Here he tried 22. Qf3?, and after 22... exd4 I was anticipating the line 23. Ne6+ Bxe6 24. Rxe6 Nd5 25. cxd4 Nce7 (the computer notes that 25... Ne5! is actually stronger, though I hadn't seen that at the time) where I felt that I was probably a bit better with White's pressure being trivial along with him having a very weak d4 pawn.  However, my opponent continued with 23. Re6 - apparently having missed 23... Nd5 there when he played Qf3, as everything is then defended.  With White's only reasonable way to proceed then being 24. cxd4, I continued with 24... Nxd4 (24... Ne5 again, which I did see this time, is also good, but I felt there was no need to make things messy at that point with Nxd4 appearing very clean) winning a Pawn, which I converted without much trouble.  This pushed my score to 4.5 / 6 into a five way tie for second with GM Khachiyan, GM Yermolinsky, IM Mezentsev, and NM Chen, all behind GM Kraai with 5 / 6. 

Tying for second place was better than I could have dreamed of finishing.  I received a nice pay check, but more importantly the fear that my first comeback tournament would be a miserable failure that would kill all my enthusiasm for continuing it - well this was about as far opposite of that as it could have been.  Though I was very happy with my eventual finish, I still couldn't help but wondering "what if".  What could have happened had I not been felled by my roommate's own preparation which caused my only loss of the tournament to the eventual winner?  Did I miss a potential chance to be in the winner's circle myself because of that?  One can only speculate, but either way I certainly can't complain about the actual result.

So does this tournament having been a big success mean that my comeback will now unequivocally continue with even more force than before?  That would be the natural guess, but having been away from the scene for so long, playing in a tournament again, well it was almost like a novel thing to me.  Like most "new" things there were some ups and downs, and I suppose it's a bit too early after the tournament to determine how much I really enjoyed this return.  But either way, the comeback can certainly not end immediately, and I'm looking for the National Open to be my second attempt on the road to trying to achieve one of my childhood dreams.

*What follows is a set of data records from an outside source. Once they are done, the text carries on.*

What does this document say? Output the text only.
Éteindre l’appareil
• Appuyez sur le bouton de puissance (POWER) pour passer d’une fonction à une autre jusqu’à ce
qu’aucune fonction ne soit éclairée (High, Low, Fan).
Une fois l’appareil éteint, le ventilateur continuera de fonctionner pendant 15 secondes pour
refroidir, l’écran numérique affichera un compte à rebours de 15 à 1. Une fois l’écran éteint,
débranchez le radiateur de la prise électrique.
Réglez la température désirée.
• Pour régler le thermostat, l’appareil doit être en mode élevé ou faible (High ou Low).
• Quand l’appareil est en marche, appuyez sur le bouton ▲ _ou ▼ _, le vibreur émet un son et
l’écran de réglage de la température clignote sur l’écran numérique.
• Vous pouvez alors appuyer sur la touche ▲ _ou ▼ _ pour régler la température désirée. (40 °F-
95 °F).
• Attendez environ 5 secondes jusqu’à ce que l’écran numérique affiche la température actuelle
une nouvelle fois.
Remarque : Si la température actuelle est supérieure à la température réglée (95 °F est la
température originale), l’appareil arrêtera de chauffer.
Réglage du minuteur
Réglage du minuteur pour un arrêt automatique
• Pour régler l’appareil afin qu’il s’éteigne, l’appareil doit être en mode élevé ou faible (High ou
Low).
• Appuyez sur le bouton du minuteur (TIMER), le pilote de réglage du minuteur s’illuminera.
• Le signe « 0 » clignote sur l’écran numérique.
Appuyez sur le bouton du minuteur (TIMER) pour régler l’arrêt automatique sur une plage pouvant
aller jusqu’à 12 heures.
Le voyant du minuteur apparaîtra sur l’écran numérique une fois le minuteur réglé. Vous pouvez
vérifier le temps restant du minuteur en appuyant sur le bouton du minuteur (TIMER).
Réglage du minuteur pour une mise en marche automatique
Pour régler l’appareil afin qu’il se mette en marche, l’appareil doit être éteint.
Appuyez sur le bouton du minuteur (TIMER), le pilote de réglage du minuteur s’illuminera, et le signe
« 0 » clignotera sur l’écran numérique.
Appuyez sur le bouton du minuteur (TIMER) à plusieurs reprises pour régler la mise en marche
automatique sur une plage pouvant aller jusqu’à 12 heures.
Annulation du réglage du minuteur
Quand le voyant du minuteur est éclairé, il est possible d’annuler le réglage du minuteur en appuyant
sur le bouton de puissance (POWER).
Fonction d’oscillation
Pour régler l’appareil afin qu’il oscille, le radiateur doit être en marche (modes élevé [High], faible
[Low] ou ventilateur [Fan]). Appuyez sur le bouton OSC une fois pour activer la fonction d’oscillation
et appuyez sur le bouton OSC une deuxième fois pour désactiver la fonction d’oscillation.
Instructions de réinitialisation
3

As much as I wish I could end this tale of my first comeback tournament on that note, the next day provided some rather unpleasant drama which probably should be mentioned here.  We had a rather nasty car accident in the snow in the mountains around Donner Pass which involved around five hard impacts to my car in what eventually wound up being a thirty car pileup.  I'll spare readers the rest of the gory details, but by some miracle no one wound up getting seriously injured.  At the hospital they checked us out a bit - well David and I at least. Jesse was too busy trying to locate internet access so he could cancel his date for that night to worry about trivialities like receiving medical treatment after a serious car accident.  Fortunately, none of us had any serious injury as the concussion they originally felt I probably had turned out not to be anything more than a bump.  This was only a small chunk of the story of the probably craziest twenty four hours of my life which involved a wide variety of other unusual things occurring.  However, describing all of them would need an article twice as long as this, and I doubt that's what people tuned in to read about.

So before I continue and wind up making this report too negative, I think I'll end the story here.  To end on a better note, I want to thank everyone who encouraged me on my road to this comeback.  Special thanks to: GM Josh Friedel and IM Sam Shankland for all their help in preparing me for my return (yes, even the former despite his eventual betrayal!), GM Jesse Kraai and IM David Pruess for making the majority of the trip very enjoyable, the tournament organizers, all the players from Seattle who were great company after the tournament, and finally everyone who offered good wishes and support to us after the car accident. 

See you at the National Open in Vegas in June when the second tournament on the comeback trail takes place!